Social Media Week Los Angeles continues this week, as tech-savvy professionals gather in one of the most famous locations in the world – Hollywood, Calif. On Tuesday, it was this location where Shoutlet and an all-star panel gathered to discuss where location-based marketing is headed.
Going SoLo: How Brands Are Driving Sales & Personalizing Customer Experiences with Social, Location-Based Marketing, included Shoutlet CEO Jason Weaver, Forrester’s Nate Elliott, and the President of the Location-Based Marketing Association Asif Khan, with Movember Digital Strategist Kory Klem as moderator.
During the discussion, the panelists agreed that location-based marketing is opening up new possibilities for more relevant, creative marketing campaigns, but that there are still hurdles. For companies, these include successfully integrating location-based technologies into larger-scale campaigns and moving past simple couponing. For consumers and brands, there is a level of concern about privacy that will need to be addressed as location-based technologies advance and see higher adoption rates.
To set up the conversation, Khan offered this diagram to illustrate the reach of location-based technologies into the marketing spectrum. It goes beyond mobile marketing, he said, and encompasses everything from traditional media to mobile payments.
This technology is just beginning to be harnessed by brands.

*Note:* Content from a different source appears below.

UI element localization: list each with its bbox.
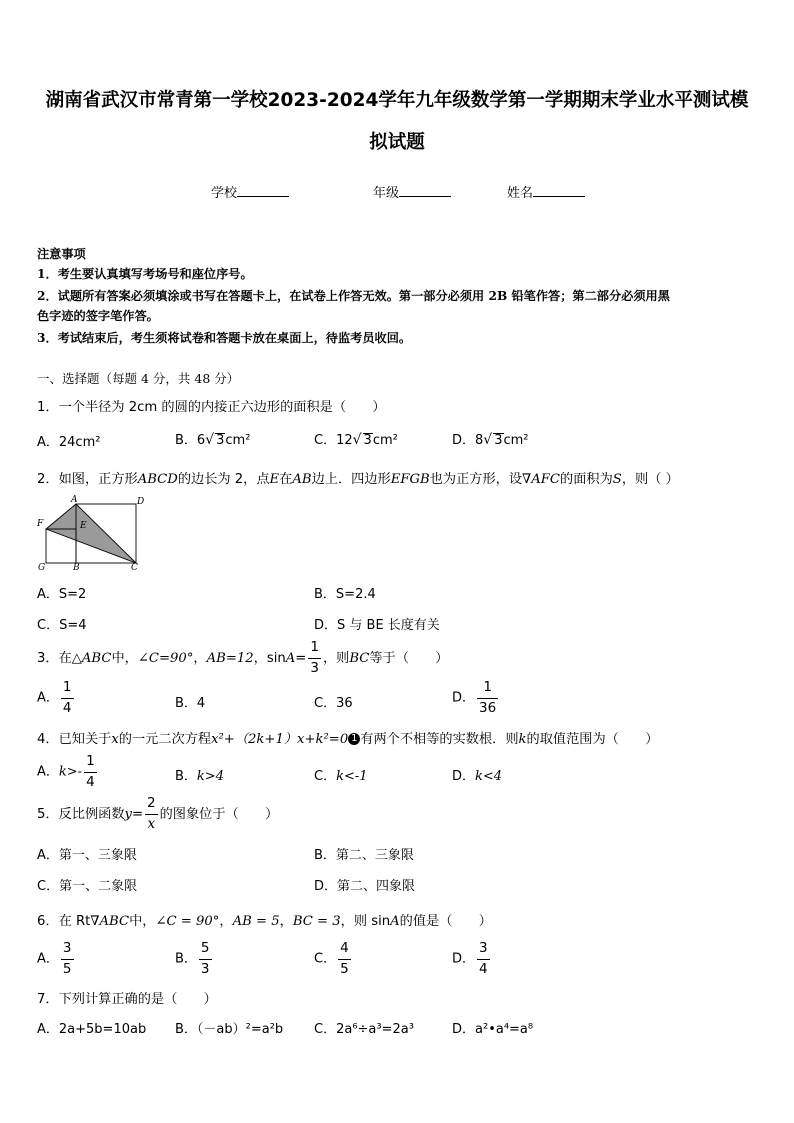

Among some advanced applications of location-based integrations:
- Technology currently being tested in the UK that automatically tracks in-store flow patterns and can also determine whether visitors are men or women.
- American Express’ partnership with Foursquare, where AmEx users can sync accounts and automatically get discounts.

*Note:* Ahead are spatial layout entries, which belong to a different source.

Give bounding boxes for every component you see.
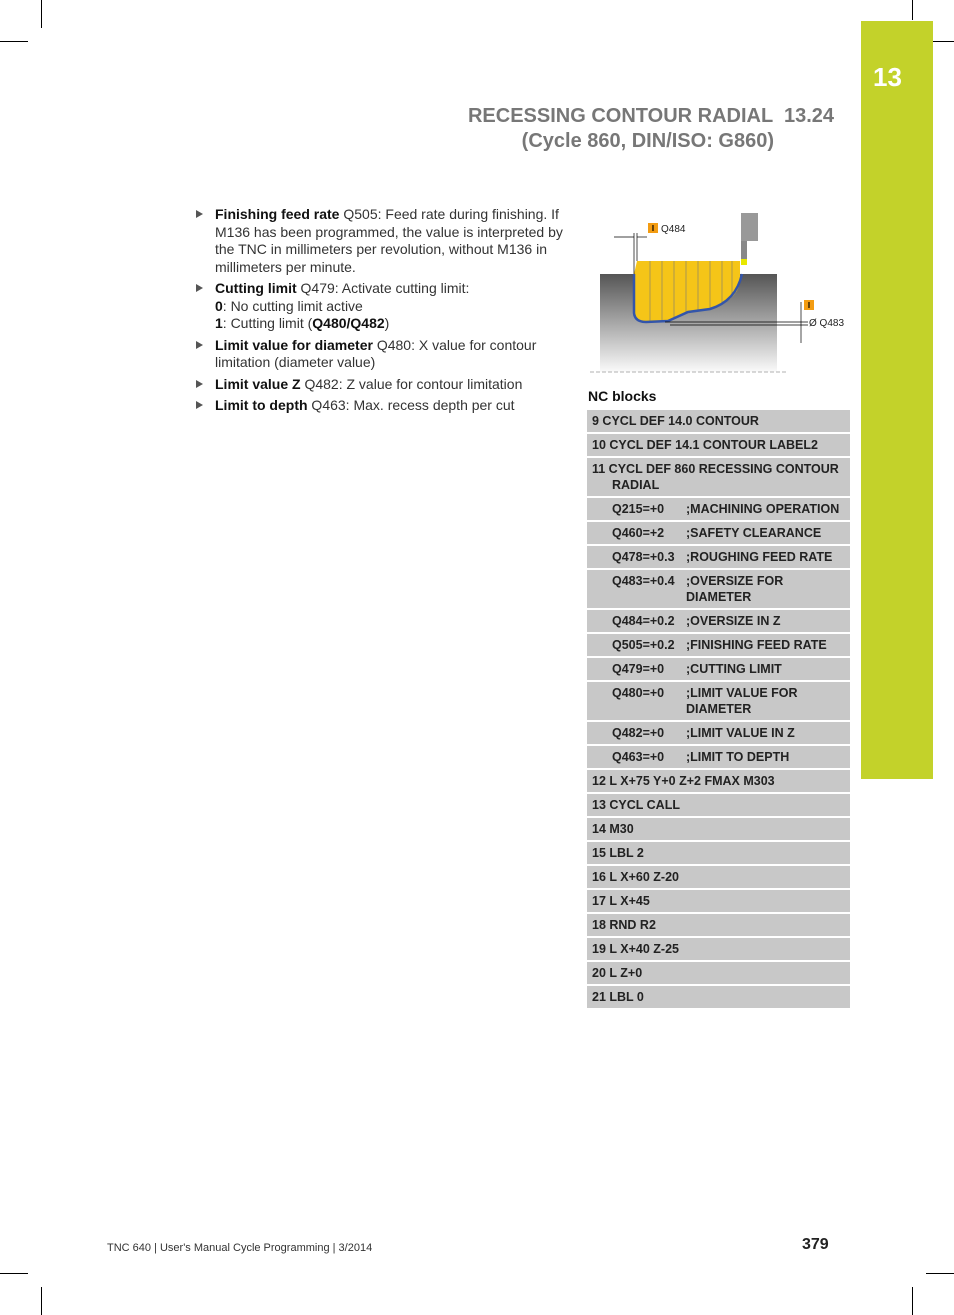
nc-block-row [587,938,850,960]
term: Finishing feed rate [215,206,340,222]
bullet-arrow-icon [196,401,203,409]
title-line-2: (Cycle 860, DIN/ISO: G860) [521,130,774,152]
list-item [196,397,566,415]
nc-comment: ;LIMIT VALUE FOR DIAMETER [686,686,798,716]
nc-block-row [587,866,850,888]
crop-mark [41,0,42,28]
tool [741,241,747,259]
option-text: ) [384,315,390,331]
badge-text: I [807,301,811,310]
nc-block-row [587,962,850,984]
crop-mark [41,1287,42,1315]
nc-comment: ;OVERSIZE FOR DIAMETER [686,574,784,604]
nc-param: Q484=+0.2 [612,614,675,628]
chapter-tab [861,21,933,779]
nc-block-row [587,722,850,744]
nc-comment: ;OVERSIZE IN Z [686,614,781,628]
desc: Q463: Max. recess depth per cut [307,397,515,413]
nc-block-text: 21 LBL 0 [592,990,644,1004]
chapter-number: 13 [873,62,902,92]
nc-block-row [587,842,850,864]
title-line-1: RECESSING CONTOUR RADIAL 13.24 [467,105,834,127]
nc-block-row [587,746,850,768]
nc-block-row [587,610,850,632]
nc-block-row [587,458,850,496]
nc-block-row [587,682,850,720]
nc-block-text: 13 CYCL CALL [592,798,680,812]
term: Limit value Z [215,375,301,392]
option-params: Q480/Q482 [312,315,385,331]
bullet-arrow-icon [196,284,203,292]
bullet-arrow-icon [196,210,203,218]
nc-block-text: 18 RND R2 [592,918,656,932]
desc: Q479: Activate cutting limit: [296,280,470,296]
nc-block-text: RADIAL [612,478,660,492]
nc-block-row [587,986,850,1008]
nc-comment: ;FINISHING FEED RATE [686,638,827,652]
list-item [196,206,566,276]
term: Limit value for diameter [215,336,373,353]
nc-block-text: 15 LBL 2 [592,846,644,860]
page-number: 379 [802,1236,829,1253]
desc: Q480: X value for contour limitation (diameter value) [215,336,537,370]
list-item [196,376,566,394]
q484-label: Q484 [661,224,686,235]
nc-param: Q483=+0.4 [612,574,675,588]
list-item [196,337,566,372]
nc-block-row [587,570,850,608]
nc-param: Q479=+0 [612,662,665,676]
bullet-arrow-icon [196,341,203,349]
tool-insert [741,259,747,265]
nc-comment: ;SAFETY CLEARANCE [686,526,822,540]
term: Limit to depth [215,397,308,413]
nc-param: Q478=+0.3 [612,550,675,564]
nc-comment: ;MACHINING OPERATION [686,502,840,516]
nc-param: Q505=+0.2 [612,638,675,652]
crop-mark [912,1287,913,1315]
q483-label: Ø Q483 [809,318,845,329]
crop-mark [926,1273,954,1274]
nc-param: Q460=+2 [612,526,665,540]
recess-diagram [590,205,860,380]
crop-mark [0,1273,28,1274]
desc: Q505: Feed rate during finishing. If M136 has been programmed, the value is interpreted by the TNC in millimeters per revolution, without M136 in millimeters per minute. [215,206,563,275]
nc-block-text: 9 CYCL DEF 14.0 CONTOUR [592,414,759,428]
nc-param: Q480=+0 [612,686,665,700]
option-text: : Cutting limit ( [222,315,313,331]
nc-block-row [587,794,850,816]
nc-block-row [587,890,850,912]
nc-block-text: 10 CYCL DEF 14.1 CONTOUR LABEL2 [592,438,818,452]
page-title [468,104,834,154]
nc-comment: ;CUTTING LIMIT [686,662,782,676]
bullet-arrow-icon [196,380,203,388]
nc-block-text: 20 L Z+0 [592,966,643,980]
nc-block-text: 14 M30 [592,822,634,836]
nc-block-row [587,498,850,520]
nc-param: Q215=+0 [612,502,665,516]
option-text: : No cutting limit active [222,297,363,314]
nc-block-row [587,634,850,656]
nc-block-row [587,434,850,456]
nc-param: Q463=+0 [612,750,665,764]
nc-block-text: 12 L X+75 Y+0 Z+2 FMAX M303 [592,774,775,788]
nc-blocks-heading: NC blocks [588,388,657,404]
nc-block-row [587,770,850,792]
list-item [196,280,566,333]
crop-mark [0,41,28,42]
term: Cutting limit [215,280,297,296]
badge-text: I [651,224,655,233]
desc: Q482: Z value for contour limitation [300,375,523,392]
nc-block-row [587,410,850,432]
footer-text: TNC 640 | User's Manual Cycle Programming | 3/2014 [107,1242,373,1254]
nc-block-row [587,546,850,568]
tool-holder [741,213,758,241]
option-value: 1 [215,315,223,331]
nc-block-text: 16 L X+60 Z-20 [592,870,679,884]
nc-comment: ;ROUGHING FEED RATE [686,550,833,564]
parameter-list [196,206,566,419]
nc-block-text: 19 L X+40 Z-25 [592,942,679,956]
nc-comment: ;LIMIT VALUE IN Z [686,726,795,740]
option-value: 0 [215,297,223,314]
nc-block-row [587,522,850,544]
nc-param: Q482=+0 [612,726,665,740]
nc-block-text: 17 L X+45 [592,894,650,908]
nc-block-row [587,658,850,680]
nc-block-row [587,818,850,840]
nc-block-row [587,914,850,936]
crop-mark [912,0,913,20]
nc-blocks-table [587,410,850,1010]
nc-block-text: 11 CYCL DEF 860 RECESSING CONTOUR [592,462,839,476]
nc-comment: ;LIMIT TO DEPTH [686,750,790,764]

- VH1 social outreach to people who check in at specific locations.
- Virgin America’s use of location-based features in a campaign to promote new routes to Mexico. People who checked into specific taco trucks were able to receive a discount on Virgin America flights to Mexico.

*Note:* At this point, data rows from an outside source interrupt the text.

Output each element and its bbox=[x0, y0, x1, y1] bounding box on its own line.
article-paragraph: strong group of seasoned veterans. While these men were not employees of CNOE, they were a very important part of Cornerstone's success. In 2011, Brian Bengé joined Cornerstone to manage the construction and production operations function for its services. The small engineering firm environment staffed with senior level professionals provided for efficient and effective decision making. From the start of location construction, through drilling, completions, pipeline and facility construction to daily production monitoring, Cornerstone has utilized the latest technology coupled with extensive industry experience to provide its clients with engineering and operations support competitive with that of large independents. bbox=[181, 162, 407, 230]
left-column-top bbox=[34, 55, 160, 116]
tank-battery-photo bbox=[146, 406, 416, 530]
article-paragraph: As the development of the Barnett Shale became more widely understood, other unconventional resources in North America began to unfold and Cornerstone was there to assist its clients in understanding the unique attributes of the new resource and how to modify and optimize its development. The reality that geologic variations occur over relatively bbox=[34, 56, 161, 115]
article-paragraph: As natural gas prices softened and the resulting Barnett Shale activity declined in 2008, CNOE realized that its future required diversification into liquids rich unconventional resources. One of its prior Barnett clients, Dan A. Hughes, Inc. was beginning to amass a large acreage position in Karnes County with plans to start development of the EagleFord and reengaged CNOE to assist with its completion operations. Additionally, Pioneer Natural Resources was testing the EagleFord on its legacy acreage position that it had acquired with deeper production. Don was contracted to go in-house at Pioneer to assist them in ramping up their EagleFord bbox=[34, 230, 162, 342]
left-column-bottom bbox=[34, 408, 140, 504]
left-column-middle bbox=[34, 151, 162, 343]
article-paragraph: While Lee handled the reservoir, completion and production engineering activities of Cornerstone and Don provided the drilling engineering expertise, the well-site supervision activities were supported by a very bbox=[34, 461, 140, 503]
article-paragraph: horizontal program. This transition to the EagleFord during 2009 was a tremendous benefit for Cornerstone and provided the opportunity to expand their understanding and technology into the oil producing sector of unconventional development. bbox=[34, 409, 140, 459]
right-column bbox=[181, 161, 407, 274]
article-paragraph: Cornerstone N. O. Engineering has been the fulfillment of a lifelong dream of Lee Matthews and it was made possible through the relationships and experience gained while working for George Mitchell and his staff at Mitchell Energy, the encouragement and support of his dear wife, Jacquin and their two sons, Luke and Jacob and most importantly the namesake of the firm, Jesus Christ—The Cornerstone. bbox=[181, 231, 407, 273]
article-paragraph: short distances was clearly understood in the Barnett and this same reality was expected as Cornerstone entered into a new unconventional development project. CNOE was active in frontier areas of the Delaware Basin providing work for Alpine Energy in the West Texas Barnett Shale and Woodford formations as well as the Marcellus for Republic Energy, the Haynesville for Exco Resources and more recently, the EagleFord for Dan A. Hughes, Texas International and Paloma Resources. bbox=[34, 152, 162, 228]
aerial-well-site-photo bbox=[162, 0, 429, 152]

- StarHub’s groundbreaking campaign that fixed RFID tags to clothing. When specific items of clothing were brought into dressing rooms, different genres of music played, highlighting the idea that fashion and music both allow consumers express themselves. Watch a video case study here.
- KLM airlines Meet & Seat lets passengers use social tools to choose which fellow flyers to sit near on flights.
- KLM also brought personalized experiences to travelers. A team at the airport watched for check-ins, researched the interests of flyers based on their social network data, and brought them personalized gifts at the airport, such as a bottle of wine.
- A campaign where an album, served through an app, would only play if listeners were physically in Central Park.
Companies are starting to do some exciting things in location-based, but the majority of brands are still in the beginning stages, Elliott said. Many are still hovering in the bottom left box below.
As companies’ efforts mature, location-based features should become invisible, as we saw in the example of fitting room music from StarHub, Elliott said. Right now, standalone tools are generally being used, and the ultimate goal is more than to integrate in to a larger program. Eventually, the technology itself will evolve to where it is fully seamless, Weaver said, and customer wouldn’t even have to remember to check-in or take action. “Technology should never get in your way,” he said.
Among the challenges is the reliance on couponing and giveaways. The case study metrics that exist today for location-based services revolve around redemptions, and “we have got to get past that,” Elliott said. This will not only help brand campaigns evolve, but it will help steer users toward using location-based services without the promise of a discount. As the technology advances, the questions of privacy also grow. How to combat this? Make the action worthwhile. Value has to be exchanged to encourage people to share their whereabouts. People will become more open to sharing if the tools are used well, Elliot said.
In the case of KLM’s personalized gifting: “It’s not about couponing, it’s about brand,” Khan said. “It’s about creating experiences.”
Marketing for geo-social is a value exchange – it’s about utility, value, and relevance. #smwlashoutlet
— Renée Radia (@HotelMktgROI) September 25, 2012
For brands, the location-based future is bright, if they are willing to expend the effort to make it so. It takes equal parts creativity and technology for companies, Weaver said. “The use of technology doesn’t make you a clever marketer.” With companies spending sizeable dollars on Facebook and Twitter, it’s important that if they have products for sales in any location, they start connected location-based to their efforts, said Khan. The people who have self-identified as liking your brand on social networks need the opportunity to also learn where they can access your products. “99.9% of companies have not connected these two,” he said.
At the very least, companies should verify their social presences on location-based networks as a first step, Elliott said. He also recommended keeping the audience segments you’re pursuing in mind as you’re planning out your strategy in this area. With 75% of people taking action after seeing location-based messaging, the potential is there for results.